Belastungsinkontinenz tritt – wie der Name sagt – bei körperlicher Anstrengung auf, etwa beim Lachen, Husten, Heben oder Joggen. Der Blasenschließmuskel kann dem dabei im Körper entstehenden Druck nicht mehr standhalten, so dass Urin ungewollt austritt. Bei der Dranginkontinenz reagiert ein Blasenmuskel über, zieht sich ohne Grund zusammen und erzeugt einen plötzlichen Druck auf die Blase. Betroffene haben das Gefühl, sofort auf die Toilette zu müssen, teils geht auch bereits Urin ab. Auch Mischformen zwischen beiden Varianten kommen vor.

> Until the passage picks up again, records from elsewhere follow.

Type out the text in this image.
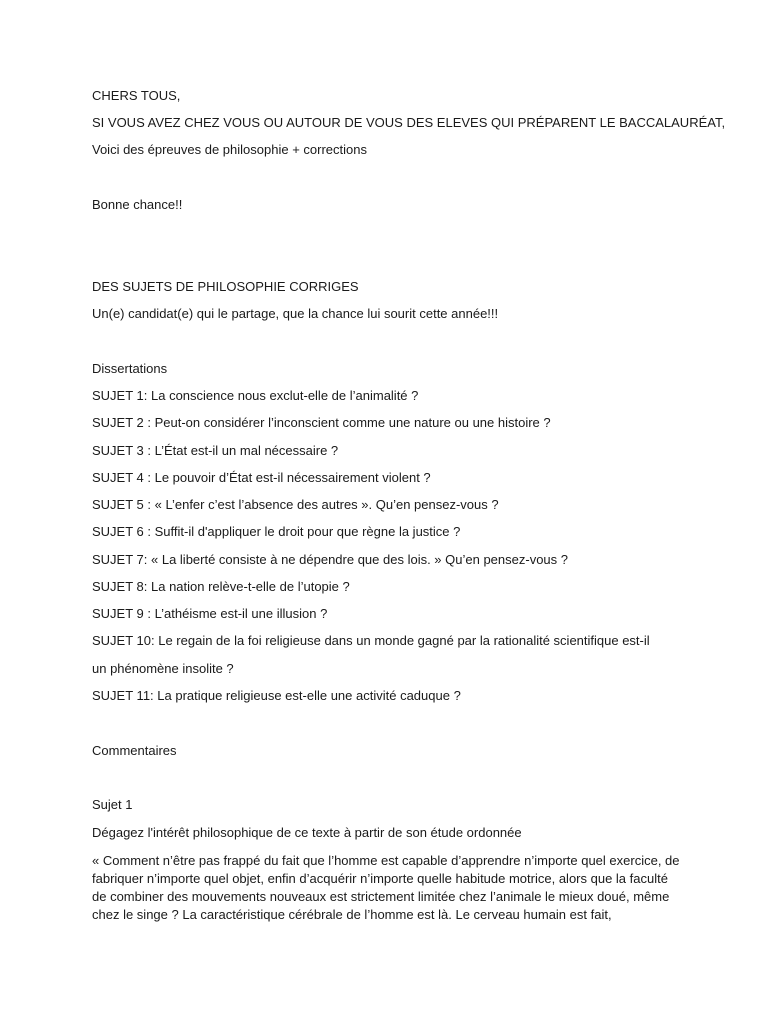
CHERS TOUS,
SI VOUS AVEZ CHEZ VOUS OU AUTOUR DE VOUS DES ELEVES QUI PRÉPARENT LE BACCALAURÉAT,
Voici des épreuves de philosophie + corrections
Bonne chance!!
DES SUJETS DE PHILOSOPHIE CORRIGES
Un(e) candidat(e) qui le partage, que la chance lui sourit cette année!!!
Dissertations
SUJET 1: La conscience nous exclut-elle de l’animalité ?
SUJET 2 : Peut-on considérer l’inconscient comme une nature ou une histoire ?
SUJET 3 : L’État est-il un mal nécessaire ?
SUJET 4 : Le pouvoir d’État est-il nécessairement violent ?
SUJET 5 : « L’enfer c’est l’absence des autres ». Qu’en pensez-vous ?
SUJET 6 : Suffit-il d'appliquer le droit pour que règne la justice ?
SUJET 7: « La liberté consiste à ne dépendre que des lois. » Qu’en pensez-vous ?
SUJET 8: La nation relève-t-elle de l’utopie ?
SUJET 9 : L’athéisme est-il une illusion ?
SUJET 10: Le regain de la foi religieuse dans un monde gagné par la rationalité scientifique est-il
un phénomène insolite ?
SUJET 11: La pratique religieuse est-elle une activité caduque ?
Commentaires
Sujet 1
Dégagez l'intérêt philosophique de ce texte à partir de son étude ordonnée
« Comment n’être pas frappé du fait que l’homme est capable d’apprendre n’importe quel exercice, de fabriquer n’importe quel objet, enfin d’acquérir n’importe quelle habitude motrice, alors que la faculté de combiner des mouvements nouveaux est strictement limitée chez l’animale le mieux doué, même chez le singe ? La caractéristique cérébrale de l’homme est là. Le cerveau humain est fait,
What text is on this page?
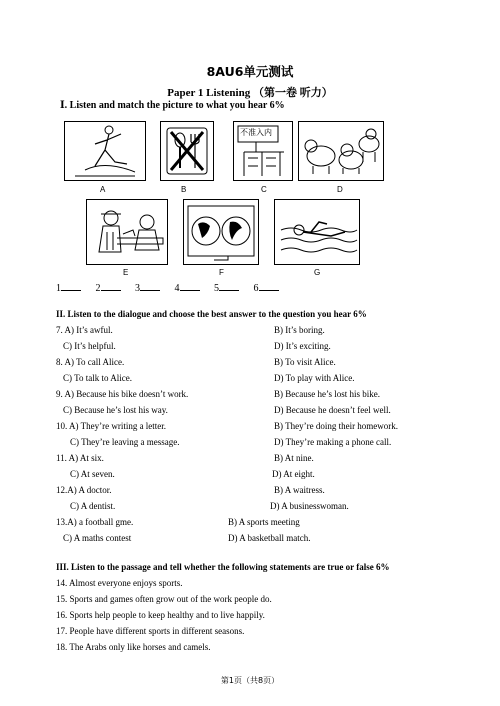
8AU6单元测试
Paper 1 Listening （第一卷 听力）
Ⅰ. Listen and match the picture to what you hear 6%
A	B
不准入内
C	D
E	F	G
1	2	3	4	5	6
II. Listen to the dialogue and choose the best answer to the question you hear 6%
7. A) It’s awful.	B) It’s boring.
C) It’s helpful.	D) It’s exciting.
8. A) To call Alice.	B) To visit Alice.
C) To talk to Alice.	D) To play with Alice.
9. A) Because his bike doesn’t work.	B) Because he’s lost his bike.
C) Because he’s lost his way.	D) Because he doesn’t feel well.
10. A) They’re writing a letter.	B) They’re doing their homework.
C) They’re leaving a message.	D) They’re making a phone call.
11. A) At six.	B) At nine.
C) At seven.	D) At eight.
12.A) A doctor.	B) A waitress.
C) A dentist.	D) A businesswoman.
13.A) a football gme.	B) A sports meeting
C) A maths contest	D) A basketball match.
III. Listen to the passage and tell whether the following statements are true or false 6%
14. Almost everyone enjoys sports.
15. Sports and games often grow out of the work people do.
16. Sports help people to keep healthy and to live happily.
17. People have different sports in different seasons.
18. The Arabs only like horses and camels.
第1页（共8页）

Auslöser für die Erkrankung kann eine schwere Geburt sein, bei der die Aufhängung der Harnröhre oder die Beckenbodenmuskeln verletzt wurden. Risikofaktoren sind auch häufige Belastungen des Beckenbodens, etwa durch Asthma, Übergewicht, harte körperliche Arbeit oder andauernde Verstopfung. Bindegewebsschwäche oder das Fehlen bestimmter weiblicher Hormone können ebenfalls zu Inkontinenz führen. Letzteres kann vor allem nach den Wechseljahren zum Problem werden.